Ahlebait TV
- Broadcast area: Asia-Pacific Europe
- Headquarters: Manchester, United Kingdom

Programming
- Languages: Urdu and English

Ownership
- Owner: Ahlebait TV Networks

History
- Launched: 1 August 2009

Links
- Website: https://ahlebaittv.net/

= Ahlebait TV =

British Shia Muslim TV channel

Ahlebait TV is a Shia Muslim TV channel based in the United Kingdom.

The mission statement on its website stipulated that the main objectives of Ahlebait TV were to educate the humanity by airing various educational, welfare and religious programs.

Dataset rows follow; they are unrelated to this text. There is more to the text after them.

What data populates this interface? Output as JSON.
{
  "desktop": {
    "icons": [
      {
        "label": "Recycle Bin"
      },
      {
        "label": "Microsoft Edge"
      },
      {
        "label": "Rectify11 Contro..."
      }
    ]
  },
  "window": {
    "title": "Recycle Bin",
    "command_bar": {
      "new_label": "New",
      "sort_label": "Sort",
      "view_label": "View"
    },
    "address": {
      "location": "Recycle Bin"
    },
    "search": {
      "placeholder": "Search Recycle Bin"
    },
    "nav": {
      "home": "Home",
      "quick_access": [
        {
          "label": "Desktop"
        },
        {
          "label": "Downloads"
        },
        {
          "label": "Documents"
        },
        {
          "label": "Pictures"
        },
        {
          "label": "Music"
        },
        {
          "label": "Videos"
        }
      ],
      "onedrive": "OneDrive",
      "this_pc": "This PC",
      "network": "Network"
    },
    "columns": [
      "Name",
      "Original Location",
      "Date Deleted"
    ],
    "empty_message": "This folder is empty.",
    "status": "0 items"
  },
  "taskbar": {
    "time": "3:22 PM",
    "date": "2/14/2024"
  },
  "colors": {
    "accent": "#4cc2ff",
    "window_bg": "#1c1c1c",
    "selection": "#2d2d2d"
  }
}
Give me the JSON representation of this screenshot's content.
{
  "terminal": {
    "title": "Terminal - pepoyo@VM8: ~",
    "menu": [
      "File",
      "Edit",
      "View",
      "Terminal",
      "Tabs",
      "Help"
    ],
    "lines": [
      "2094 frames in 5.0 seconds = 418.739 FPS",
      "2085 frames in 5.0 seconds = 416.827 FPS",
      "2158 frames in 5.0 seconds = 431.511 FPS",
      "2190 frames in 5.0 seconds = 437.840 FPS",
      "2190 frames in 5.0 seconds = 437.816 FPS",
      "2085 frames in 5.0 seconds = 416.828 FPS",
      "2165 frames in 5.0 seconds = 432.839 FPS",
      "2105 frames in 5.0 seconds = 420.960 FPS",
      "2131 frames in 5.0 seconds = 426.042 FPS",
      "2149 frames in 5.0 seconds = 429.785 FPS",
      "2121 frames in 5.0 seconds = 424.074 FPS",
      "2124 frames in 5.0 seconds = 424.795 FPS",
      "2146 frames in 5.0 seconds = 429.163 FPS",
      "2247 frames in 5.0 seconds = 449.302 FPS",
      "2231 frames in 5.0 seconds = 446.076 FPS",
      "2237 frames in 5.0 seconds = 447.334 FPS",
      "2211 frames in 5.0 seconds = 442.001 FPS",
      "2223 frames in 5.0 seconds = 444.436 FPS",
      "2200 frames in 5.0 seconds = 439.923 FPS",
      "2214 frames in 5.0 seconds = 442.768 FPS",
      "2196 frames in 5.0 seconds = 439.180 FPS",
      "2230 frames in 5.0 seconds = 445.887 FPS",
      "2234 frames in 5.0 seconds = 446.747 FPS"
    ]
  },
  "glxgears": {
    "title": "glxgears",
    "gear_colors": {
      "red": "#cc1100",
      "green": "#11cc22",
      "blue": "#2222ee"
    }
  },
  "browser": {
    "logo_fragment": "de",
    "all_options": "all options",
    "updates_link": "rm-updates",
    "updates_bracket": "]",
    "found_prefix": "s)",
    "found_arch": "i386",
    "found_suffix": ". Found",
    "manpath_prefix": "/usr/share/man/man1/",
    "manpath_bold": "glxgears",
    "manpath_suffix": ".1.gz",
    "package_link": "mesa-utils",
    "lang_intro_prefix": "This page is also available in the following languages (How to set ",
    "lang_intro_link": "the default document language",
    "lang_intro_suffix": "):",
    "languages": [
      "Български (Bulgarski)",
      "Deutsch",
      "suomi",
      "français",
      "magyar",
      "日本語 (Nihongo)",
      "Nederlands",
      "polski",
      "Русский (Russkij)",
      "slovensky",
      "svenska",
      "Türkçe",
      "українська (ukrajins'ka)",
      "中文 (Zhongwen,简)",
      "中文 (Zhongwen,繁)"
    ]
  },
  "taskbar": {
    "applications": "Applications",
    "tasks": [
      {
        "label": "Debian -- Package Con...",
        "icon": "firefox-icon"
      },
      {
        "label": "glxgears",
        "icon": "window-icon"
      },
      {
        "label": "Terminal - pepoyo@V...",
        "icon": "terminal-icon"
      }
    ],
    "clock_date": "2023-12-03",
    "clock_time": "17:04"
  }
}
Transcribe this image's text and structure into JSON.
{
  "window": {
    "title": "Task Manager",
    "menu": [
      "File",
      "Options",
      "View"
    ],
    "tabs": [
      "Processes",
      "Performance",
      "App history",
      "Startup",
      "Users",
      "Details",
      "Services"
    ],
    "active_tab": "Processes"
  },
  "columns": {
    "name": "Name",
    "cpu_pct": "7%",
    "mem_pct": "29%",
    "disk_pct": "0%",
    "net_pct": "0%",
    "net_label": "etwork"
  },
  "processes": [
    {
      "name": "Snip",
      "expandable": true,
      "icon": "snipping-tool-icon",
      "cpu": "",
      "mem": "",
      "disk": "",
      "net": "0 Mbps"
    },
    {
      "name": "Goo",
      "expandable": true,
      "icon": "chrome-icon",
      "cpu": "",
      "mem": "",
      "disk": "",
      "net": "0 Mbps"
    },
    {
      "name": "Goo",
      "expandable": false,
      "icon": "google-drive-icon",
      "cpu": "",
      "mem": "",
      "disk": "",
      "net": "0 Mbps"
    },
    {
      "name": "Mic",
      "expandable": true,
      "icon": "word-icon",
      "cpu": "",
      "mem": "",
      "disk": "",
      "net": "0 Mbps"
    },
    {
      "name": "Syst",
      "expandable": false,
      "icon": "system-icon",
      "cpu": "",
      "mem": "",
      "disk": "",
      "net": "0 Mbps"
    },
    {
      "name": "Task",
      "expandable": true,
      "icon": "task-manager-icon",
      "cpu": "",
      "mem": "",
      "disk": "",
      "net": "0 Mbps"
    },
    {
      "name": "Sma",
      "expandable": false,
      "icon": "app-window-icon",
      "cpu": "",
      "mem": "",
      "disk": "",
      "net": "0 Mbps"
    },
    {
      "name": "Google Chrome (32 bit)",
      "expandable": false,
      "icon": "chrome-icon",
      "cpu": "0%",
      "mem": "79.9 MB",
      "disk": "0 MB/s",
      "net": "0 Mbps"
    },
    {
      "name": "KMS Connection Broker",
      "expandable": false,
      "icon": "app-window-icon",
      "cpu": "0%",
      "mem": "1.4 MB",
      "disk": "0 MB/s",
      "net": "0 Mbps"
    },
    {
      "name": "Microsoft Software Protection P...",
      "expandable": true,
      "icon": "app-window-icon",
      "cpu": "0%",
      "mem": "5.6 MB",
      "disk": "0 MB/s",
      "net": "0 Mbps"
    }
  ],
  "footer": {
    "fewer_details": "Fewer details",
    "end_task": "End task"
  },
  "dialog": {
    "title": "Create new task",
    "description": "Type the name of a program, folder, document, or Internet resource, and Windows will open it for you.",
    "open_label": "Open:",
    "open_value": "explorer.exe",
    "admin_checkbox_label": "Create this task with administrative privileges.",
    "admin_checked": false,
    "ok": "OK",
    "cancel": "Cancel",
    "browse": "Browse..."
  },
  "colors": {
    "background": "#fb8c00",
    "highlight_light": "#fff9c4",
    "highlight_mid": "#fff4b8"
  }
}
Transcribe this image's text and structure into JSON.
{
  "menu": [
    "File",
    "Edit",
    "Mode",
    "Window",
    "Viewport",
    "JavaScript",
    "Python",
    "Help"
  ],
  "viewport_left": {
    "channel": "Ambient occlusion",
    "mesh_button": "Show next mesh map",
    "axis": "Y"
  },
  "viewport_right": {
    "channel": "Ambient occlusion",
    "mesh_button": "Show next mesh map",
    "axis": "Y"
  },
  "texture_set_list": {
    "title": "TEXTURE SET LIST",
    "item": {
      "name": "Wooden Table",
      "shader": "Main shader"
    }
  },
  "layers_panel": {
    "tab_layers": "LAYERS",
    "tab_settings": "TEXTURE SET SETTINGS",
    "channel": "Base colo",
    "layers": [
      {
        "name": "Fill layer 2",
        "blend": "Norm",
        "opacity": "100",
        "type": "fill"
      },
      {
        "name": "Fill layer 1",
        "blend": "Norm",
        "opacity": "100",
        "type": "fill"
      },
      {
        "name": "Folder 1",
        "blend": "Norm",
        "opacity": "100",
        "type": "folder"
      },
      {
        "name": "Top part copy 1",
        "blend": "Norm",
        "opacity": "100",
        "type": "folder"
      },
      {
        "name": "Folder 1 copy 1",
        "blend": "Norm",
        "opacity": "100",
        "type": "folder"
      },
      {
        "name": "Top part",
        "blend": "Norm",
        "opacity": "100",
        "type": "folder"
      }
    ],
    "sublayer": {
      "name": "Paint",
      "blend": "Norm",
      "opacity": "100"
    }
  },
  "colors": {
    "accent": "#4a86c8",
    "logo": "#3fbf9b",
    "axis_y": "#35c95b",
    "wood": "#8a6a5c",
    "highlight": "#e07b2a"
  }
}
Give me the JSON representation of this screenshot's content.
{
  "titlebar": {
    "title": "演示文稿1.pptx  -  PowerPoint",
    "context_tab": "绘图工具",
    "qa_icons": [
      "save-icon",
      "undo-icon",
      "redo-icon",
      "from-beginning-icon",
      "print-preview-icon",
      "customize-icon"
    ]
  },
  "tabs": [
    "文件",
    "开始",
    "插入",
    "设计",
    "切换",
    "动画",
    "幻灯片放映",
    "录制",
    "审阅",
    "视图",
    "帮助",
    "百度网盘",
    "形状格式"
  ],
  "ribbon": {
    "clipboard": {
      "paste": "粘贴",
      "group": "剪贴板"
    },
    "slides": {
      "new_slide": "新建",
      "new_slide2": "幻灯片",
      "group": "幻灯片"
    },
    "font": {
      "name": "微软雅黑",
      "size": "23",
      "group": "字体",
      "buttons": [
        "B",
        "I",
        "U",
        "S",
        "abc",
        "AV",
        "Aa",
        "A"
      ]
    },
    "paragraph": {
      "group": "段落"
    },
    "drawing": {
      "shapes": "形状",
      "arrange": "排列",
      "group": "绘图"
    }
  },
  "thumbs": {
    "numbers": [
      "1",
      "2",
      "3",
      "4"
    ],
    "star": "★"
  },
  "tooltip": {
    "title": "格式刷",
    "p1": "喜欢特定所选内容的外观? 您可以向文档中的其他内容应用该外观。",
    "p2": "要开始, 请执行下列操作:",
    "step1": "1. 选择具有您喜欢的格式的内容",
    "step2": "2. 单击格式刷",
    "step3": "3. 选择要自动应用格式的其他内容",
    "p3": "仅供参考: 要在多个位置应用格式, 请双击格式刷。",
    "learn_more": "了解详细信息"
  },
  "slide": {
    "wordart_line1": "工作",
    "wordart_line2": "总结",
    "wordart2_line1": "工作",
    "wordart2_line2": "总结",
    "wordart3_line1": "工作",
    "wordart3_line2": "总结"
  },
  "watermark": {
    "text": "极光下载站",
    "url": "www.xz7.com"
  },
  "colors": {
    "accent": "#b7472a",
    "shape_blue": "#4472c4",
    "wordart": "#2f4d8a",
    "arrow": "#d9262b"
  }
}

Coverage on Eutelsat 9A ceased on 7 March 2011; the channel closed completely on 1 September 2011, when it was removed from Eutelsat 28A and Sky channel 836. On 12 December 2011, Ahlebait TV returned to Sky, under new management, using the Eutelsat 28A satellite.

== Channel name ==
The channel name Ahlebait TV refers to the Persian-Urdu term Ahlebait which is a persianisation of the Arabic term Ahl ul-Bayt (أهل البيت) which is a phrase denoting Muhammad and his closest family.

== Programmes ==
Ahlebait TV aired Islamic programmes such as Majaalis, Salaam, Marsiyas, Nauhas, Duas and Ziyaraat.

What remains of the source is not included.